Everybody cycles everywhere here in Antwerp. It’s the recognised form of transportation, the car coming very much second. I just thought I’d share this shot with you, a father ‘portaging’ his child in a Bakfiets, with space for a younger one on the seat at the back, while the older one cycles on his own bike at the front. I was cycling the opposite direction and just had to stop to take this, just to show this guy and his kids cycling the wrong way up a one-way street and it seeming perfectly ok! I don’t know how they all stay safe but they all seem to.
It was the Antwerp Marathon on Sunday and I have honestly never seen so many people cycling in my life. Bikes everywhere, young and old, sport and recreation. My children and I were on our bikes and one of them got lost. I got a call from some random person to say that they had my daughter and would bring her back to me if I let them know where I was. I was quite surprised at the calm poise of my 10 year old daughter, who remembered my mobile number and the country code to dial, and the kindness of those who called me.

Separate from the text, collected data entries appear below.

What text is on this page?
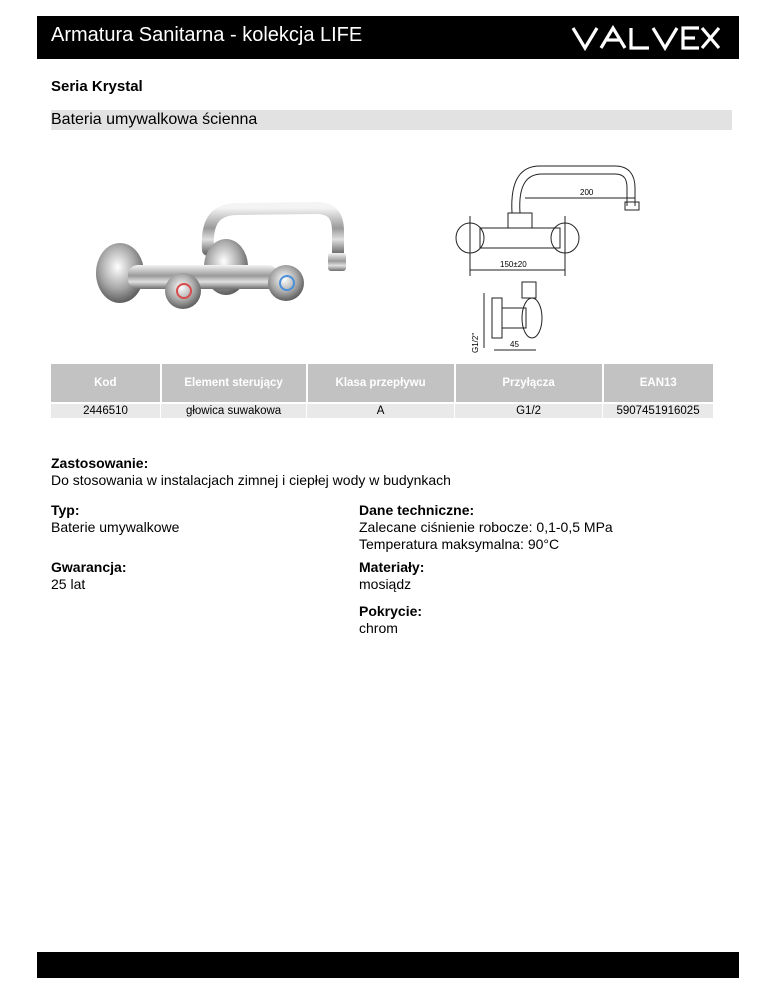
Armatura Sanitarna - kolekcja LIFE
Seria Krystal
Bateria umywalkowa ścienna
200
150±20
45
G1/2"
Kod	Element sterujący	Klasa przepływu	Przyłącza	EAN13
2446510	głowica suwakowa	A	G1/2	5907451916025
Zastosowanie:
Do stosowania w instalacjach zimnej i ciepłej wody w budynkach
Typ:
Baterie umywalkowe
Gwarancja:
25 lat
Dane techniczne:
Zalecane ciśnienie robocze: 0,1-0,5 MPa
Temperatura maksymalna: 90°C
Materiały:
mosiądz
Pokrycie:
chrom
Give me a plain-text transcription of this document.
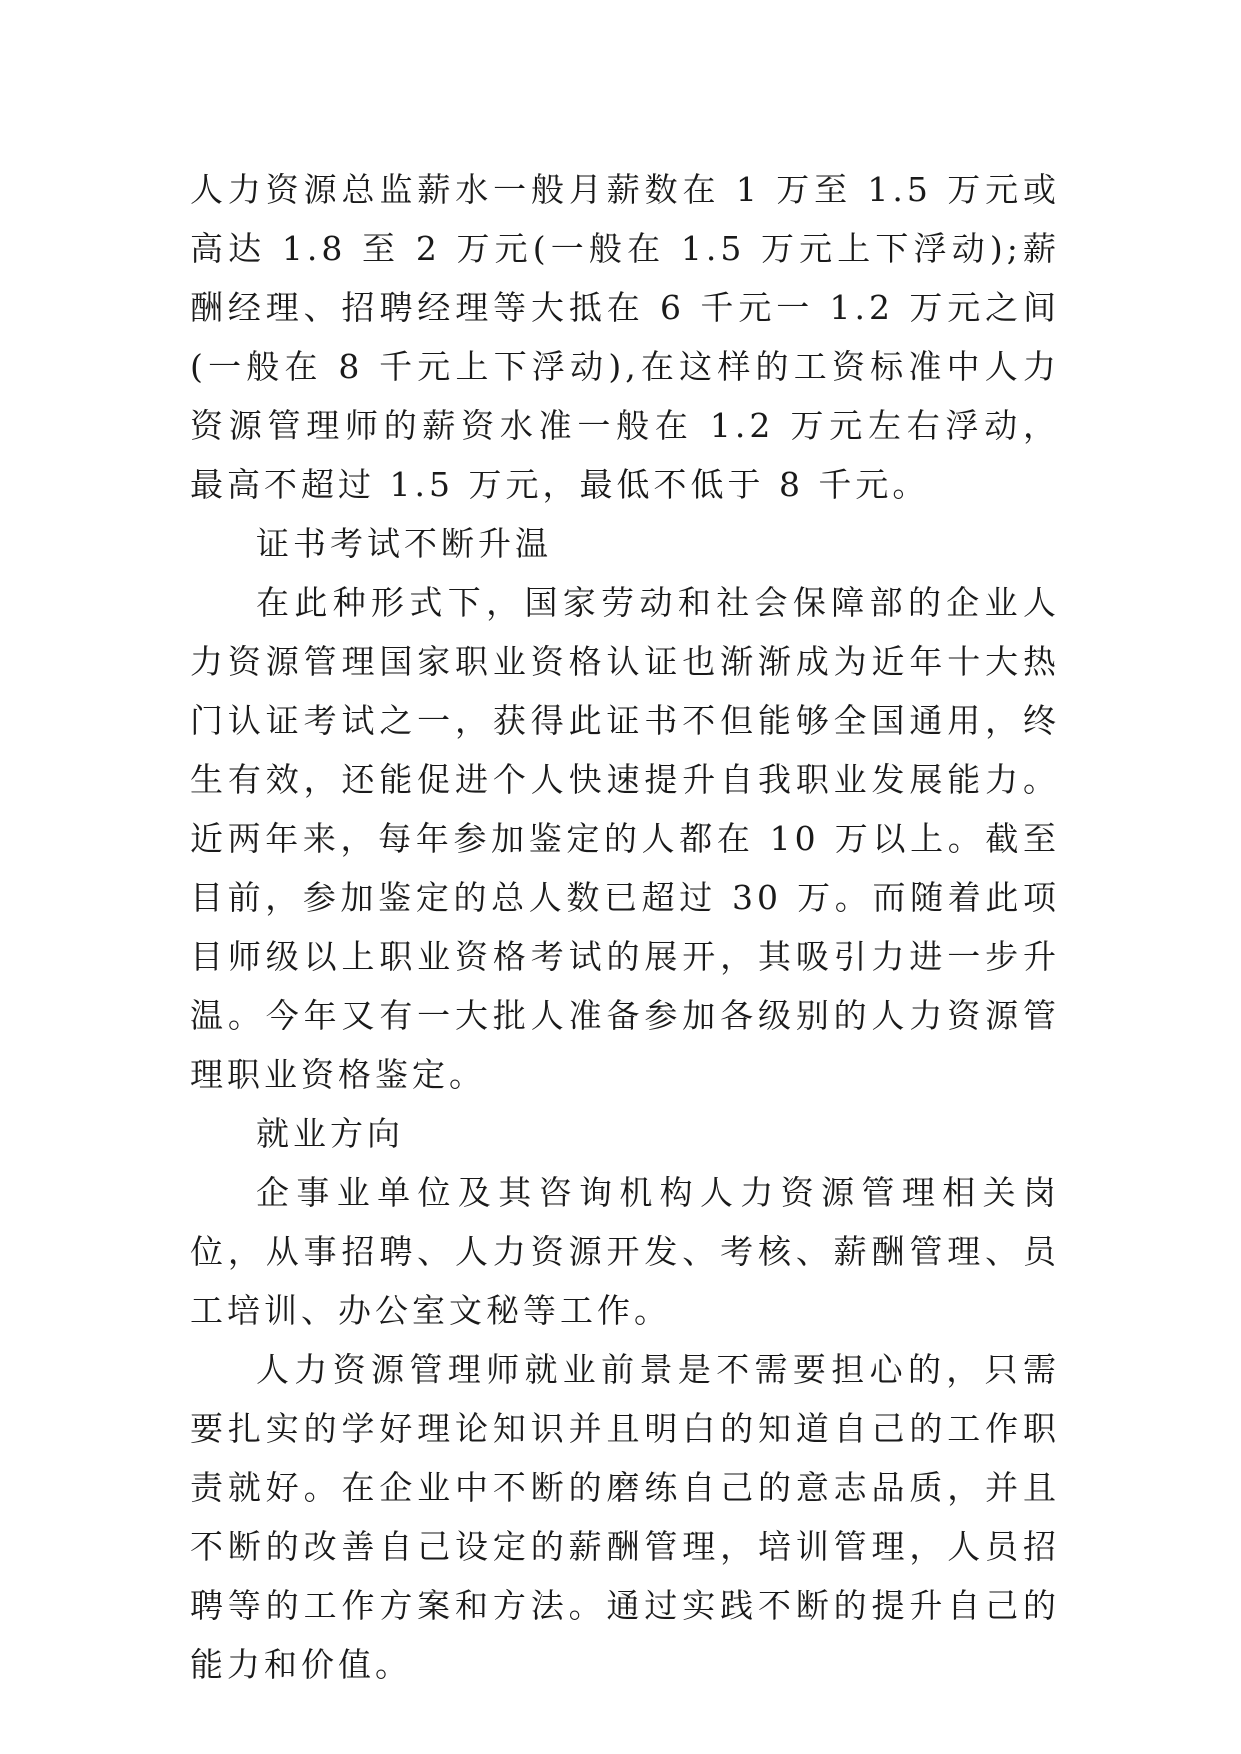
人力资源总监薪水一般月薪数在 1 万至 1.5 万元或高达 1.8 至 2 万元(一般在 1.5 万元上下浮动);薪酬经理、招聘经理等大抵在 6 千元一 1.2 万元之间 (一般在 8 千元上下浮动),在这样的工资标准中人力资源管理师的薪资水准一般在 1.2 万元左右浮动，最高不超过 1.5 万元，最低不低于 8 千元。

证书考试不断升温

在此种形式下，国家劳动和社会保障部的企业人力资源管理国家职业资格认证也渐渐成为近年十大热门认证考试之一，获得此证书不但能够全国通用，终生有效，还能促进个人快速提升自我职业发展能力。近两年来，每年参加鉴定的人都在 10 万以上。截至目前，参加鉴定的总人数已超过 30 万。而随着此项目师级以上职业资格考试的展开，其吸引力进一步升温。今年又有一大批人准备参加各级别的人力资源管理职业资格鉴定。

就业方向

企事业单位及其咨询机构人力资源管理相关岗位，从事招聘、人力资源开发、考核、薪酬管理、员工培训、办公室文秘等工作。

人力资源管理师就业前景是不需要担心的，只需要扎实的学好理论知识并且明白的知道自己的工作职责就好。在企业中不断的磨练自己的意志品质，并且不断的改善自己设定的薪酬管理，培训管理，人员招聘等的工作方案和方法。通过实践不断的提升自己的能力和价值。
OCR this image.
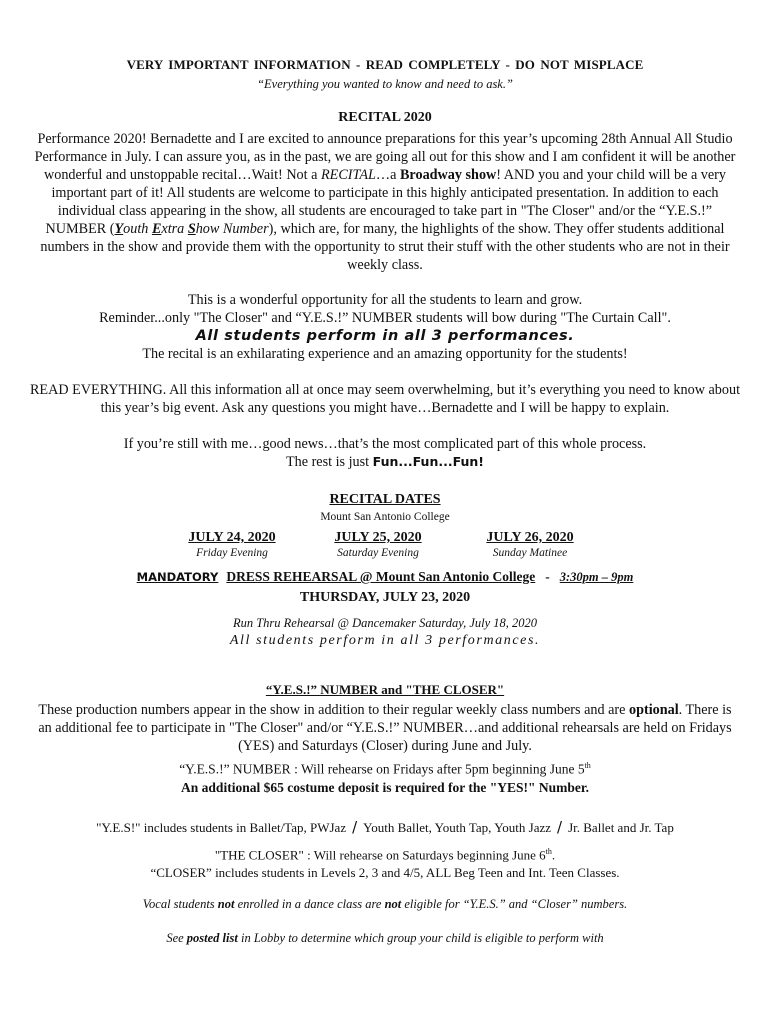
VERY IMPORTANT INFORMATION - READ COMPLETELY - DO NOT MISPLACE

“Everything you wanted to know and need to ask.”

RECITAL 2020

Performance 2020! Bernadette and I are excited to announce preparations for this year’s upcoming 28th Annual All Studio Performance in July. I can assure you, as in the past, we are going all out for this show and I am confident it will be another wonderful and unstoppable recital…Wait! Not a RECITAL…a Broadway show! AND you and your child will be a very important part of it! All students are welcome to participate in this highly anticipated presentation. In addition to each individual class appearing in the show, all students are encouraged to take part in "The Closer" and/or the “Y.E.S.!” NUMBER (Youth Extra Show Number), which are, for many, the highlights of the show. They offer students additional numbers in the show and provide them with the opportunity to strut their stuff with the other students who are not in their weekly class.

This is a wonderful opportunity for all the students to learn and grow.

Reminder...only "The Closer" and “Y.E.S.!” NUMBER students will bow during "The Curtain Call".

All students perform in all 3 performances.

The recital is an exhilarating experience and an amazing opportunity for the students!

READ EVERYTHING. All this information all at once may seem overwhelming, but it’s everything you need to know about this year’s big event. Ask any questions you might have…Bernadette and I will be happy to explain.

If you’re still with me…good news…that’s the most complicated part of this whole process.

The rest is just Fun...Fun...Fun!

RECITAL DATES

Mount San Antonio College

JULY 24, 2020
Friday Evening
JULY 25, 2020
Saturday Evening
JULY 26, 2020
Sunday Matinee

MANDATORY DRESS REHEARSAL @ Mount San Antonio College - 3:30pm – 9pm

THURSDAY, JULY 23, 2020

Run Thru Rehearsal @ Dancemaker Saturday, July 18, 2020

All students perform in all 3 performances.

“Y.E.S.!” NUMBER and "THE CLOSER"

These production numbers appear in the show in addition to their regular weekly class numbers and are optional. There is an additional fee to participate in "The Closer" and/or “Y.E.S.!” NUMBER…and additional rehearsals are held on Fridays (YES) and Saturdays (Closer) during June and July.

“Y.E.S.!” NUMBER : Will rehearse on Fridays after 5pm beginning June 5th

An additional $65 costume deposit is required for the "YES!" Number.

"Y.E.S!" includes students in Ballet/Tap, PWJaz / Youth Ballet, Youth Tap, Youth Jazz / Jr. Ballet and Jr. Tap

"THE CLOSER" : Will rehearse on Saturdays beginning June 6th.

“CLOSER” includes students in Levels 2, 3 and 4/5, ALL Beg Teen and Int. Teen Classes.

Vocal students not enrolled in a dance class are not eligible for “Y.E.S.” and “Closer” numbers.

See posted list in Lobby to determine which group your child is eligible to perform with
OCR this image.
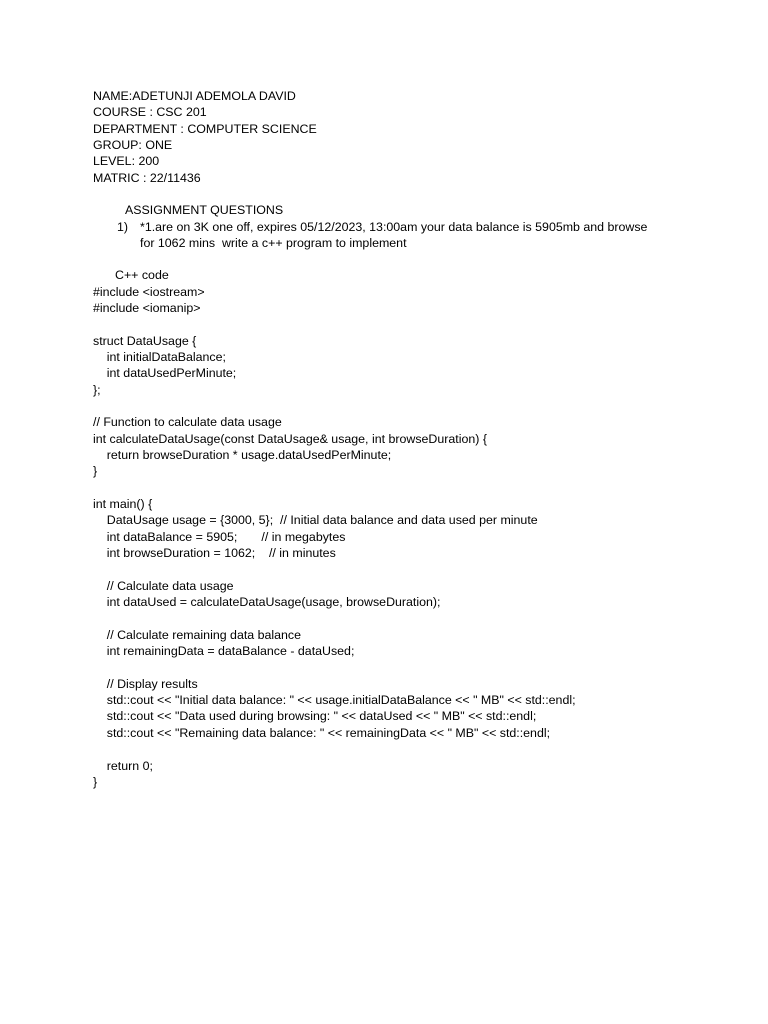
NAME:ADETUNJI ADEMOLA DAVID
COURSE : CSC 201
DEPARTMENT : COMPUTER SCIENCE
GROUP: ONE
LEVEL: 200
MATRIC : 22/11436
ASSIGNMENT QUESTIONS
1) *1.are on 3K one off, expires 05/12/2023, 13:00am your data balance is 5905mb and browse
for 1062 mins  write a c++ program to implement
C++ code
#include <iostream>
#include <iomanip>
struct DataUsage {
int initialDataBalance;
int dataUsedPerMinute;
};
// Function to calculate data usage
int calculateDataUsage(const DataUsage& usage, int browseDuration) {
return browseDuration * usage.dataUsedPerMinute;
}
int main() {
DataUsage usage = {3000, 5};  // Initial data balance and data used per minute
int dataBalance = 5905;       // in megabytes
int browseDuration = 1062;    // in minutes
// Calculate data usage
int dataUsed = calculateDataUsage(usage, browseDuration);
// Calculate remaining data balance
int remainingData = dataBalance - dataUsed;
// Display results
std::cout << "Initial data balance: " << usage.initialDataBalance << " MB" << std::endl;
std::cout << "Data used during browsing: " << dataUsed << " MB" << std::endl;
std::cout << "Remaining data balance: " << remainingData << " MB" << std::endl;
return 0;
}
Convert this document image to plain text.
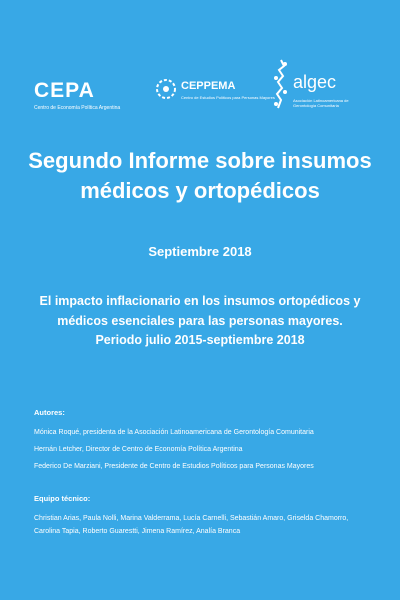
CEPA
Centro de Economía Política Argentina
CEPPEMA
Centro de Estudios Políticos para Personas Mayores
algec
Asociación Latinoamericana de Gerontología Comunitaria
Segundo Informe sobre insumos médicos y ortopédicos
Septiembre 2018
El impacto inflacionario en los insumos ortopédicos y médicos esenciales para las personas mayores.
Periodo julio 2015-septiembre 2018
Autores:
Mónica Roqué, presidenta de la Asociación Latinoamericana de Gerontología Comunitaria
Hernán Letcher, Director de Centro de Economía Política Argentina
Federico De Marziani, Presidente de Centro de Estudios Políticos para Personas Mayores
Equipo técnico:
Christian Arias, Paula Nolli, Marina Valderrama, Lucía Carnelli, Sebastián Amaro, Griselda Chamorro, Carolina Tapia, Roberto Guarestti, Jimena Ramírez, Analía Branca
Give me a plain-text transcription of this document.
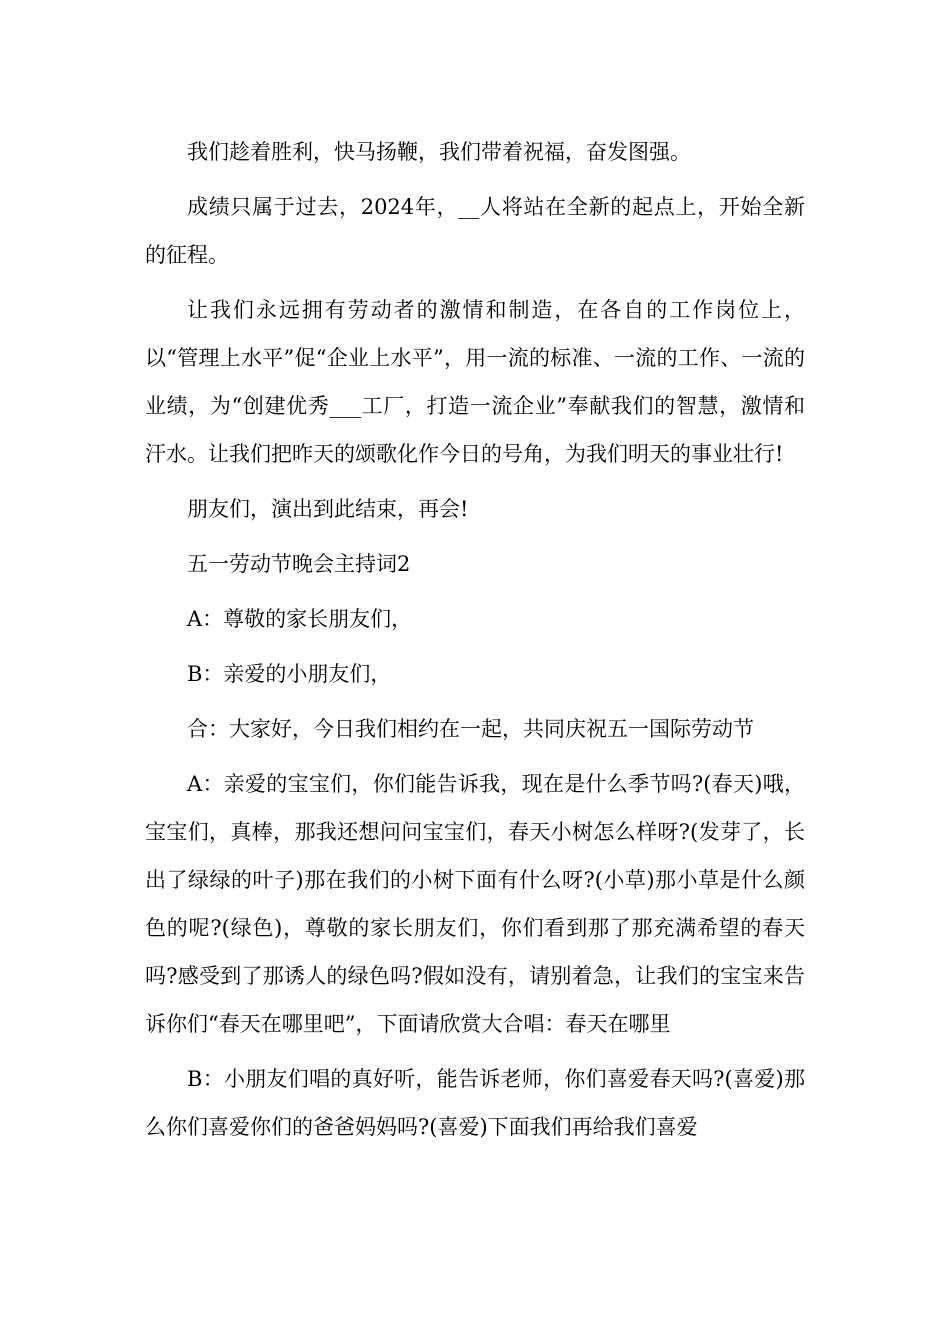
我们趁着胜利，快马扬鞭，我们带着祝福，奋发图强。

成绩只属于过去，2024年，__人将站在全新的起点上，开始全新的征程。

让我们永远拥有劳动者的激情和制造，在各自的工作岗位上，以“管理上水平”促“企业上水平”，用一流的标准、一流的工作、一流的业绩，为“创建优秀___工厂，打造一流企业”奉献我们的智慧，激情和汗水。让我们把昨天的颂歌化作今日的号角，为我们明天的事业壮行!

朋友们，演出到此结束，再会!

五一劳动节晚会主持词2

A：尊敬的家长朋友们，

B：亲爱的小朋友们，

合：大家好，今日我们相约在一起，共同庆祝五一国际劳动节

A：亲爱的宝宝们，你们能告诉我，现在是什么季节吗?(春天)哦，宝宝们，真棒，那我还想问问宝宝们，春天小树怎么样呀?(发芽了，长出了绿绿的叶子)那在我们的小树下面有什么呀?(小草)那小草是什么颜色的呢?(绿色)，尊敬的家长朋友们，你们看到那了那充满希望的春天吗?感受到了那诱人的绿色吗?假如没有，请别着急，让我们的宝宝来告诉你们“春天在哪里吧”，下面请欣赏大合唱：春天在哪里

B：小朋友们唱的真好听，能告诉老师，你们喜爱春天吗?(喜爱)那么你们喜爱你们的爸爸妈妈吗?(喜爱)下面我们再给我们喜爱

Anyway, hopefully I’ll have some interesting shots for next week plus a discussion about
Filippo Negroni says
In the town I come from in Italy, Bergamo, we have a small section of the town centre, and the whole of Citta Alta, covered in cobbles.
I used to ride there with my old ’80s Moser race bike with 20mm tubulars.
It ain’t that bad once you get used to it. Honest!
Coppen Tallin says
I’ve stayed in a b&b Bergamo http://www.fleurdelisbnb.com/rooms/fleur-de-lis-bb-bergamo/ they landed me one of their bikes. It was some serious hard time for me.
charlie_lcc says
If you want really tough cobble cycling try Chance st and Columbia rd on the London Cycle Network route 8 in Tower Hamlets. The Victorian cobbles were dug up about twenty years ago and put back with wider gaps and flaky cement.. They jump and move, grabbing your wheels and shaking your teeth out. No wonder most people prefer mixing it with the lorries and buses on Hackney road.